Fife scheme for cheap elderly rail travel is saved
Fife’s popular rail concession scheme for the over-60s has been granted a stay of execution after councillors said a plan to axe it needed further consultation.
Council officers had recommended scrapping the scheme as part of a Kingdom-wide review of public transport services, and reinvesting its £320,000 running costs in on-demand buses that were “more equitable” for the region.
However, the plan to bin the scheme has been criticised by councillors and the Levenmouth Rail Campaign, which described it as “utter madness”.
Council co-leader David Alexander said: “The report did say there was an apparent consensus on this that the concession scheme was not providing an equitable service throughout Fife but it seems when councillors went back to their political groups they changed their minds.”
Derek Crowe, Fife Council’s senior transportation manager, said the recommendation to scrap the rail scheme had not been made lightly, but was necessary to pursue a “budget neutral” strategy.

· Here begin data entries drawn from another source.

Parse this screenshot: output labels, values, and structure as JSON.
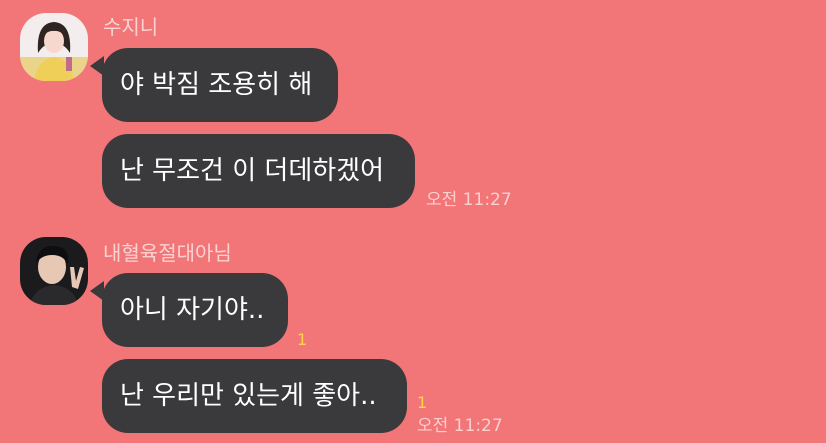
{
  "colors": {
    "background": "#f27577",
    "bubble": "#3a3a3c",
    "unread": "#ffd54a"
  },
  "groups": [
    {
      "sender": "수지니",
      "avatar_icon": "profile-photo-girl",
      "messages": [
        {
          "text": "야 박짐 조용히 해"
        },
        {
          "text": "난 무조건 이 더데하겠어",
          "time": "오전 11:27"
        }
      ]
    },
    {
      "sender": "내혈육절대아님",
      "avatar_icon": "profile-photo-boy",
      "messages": [
        {
          "text": "아니 자기야..",
          "unread": "1"
        },
        {
          "text": "난 우리만 있는게 좋아..",
          "unread": "1",
          "time": "오전 11:27"
        }
      ]
    }
  ]
}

“This has been no light touch review and has proved quite a challenge on top of already heavy workloads,” he told a committee meeting today (April 1).
“We came up with the option to reinvest the funding from the rail concession scheme. We didn’t promote that suggestion lightly, and accept it was not a universally popular proposal, but it did allow the most beneficial options to be delivered.”
Cllr Altany Craik, who convenes the council’s transport committee, said he accepted the scheme was “less than perfect” but had not sought its removal as part of wider transport reform.
Council bosses say the new strategy includes actions to reduce car use and promote more bus use within — rather than out of — Fife, including a bid for Bus Partnership Fund cash to improve the bus-friendliness of local infrastructure.
Transport chiefs claimed the concession – which reduces the cost of any one-way trip within the Kingdom to £1 – was used to fuel bargain trips to Edinburgh.
More than half of the 175,000 journeys taken each year see older Fifers travel to Inverkeithing, according to council data.
Officers say pensioners then buy a “split” ticket to the capital, saving them as much as half their fare when travelling from the farthest reaches of northern Fife.
But councillors have ultimately ordered officers to hold off on closing the rail scheme down until the public has been asked for their views and the potential to save it with alternative funding has been investigated.
Cllr Craik, seconded by Cllr John Beare, said: “With the rail concession, particularly with the Fife Circle coming back, we need to look at how we make that work best for us.
“It’s about making sure we’re getting the right outcome for the money we spend.”
Future options for the scheme will be discussed at the council’s next policy and co-ordination committee meeting in May.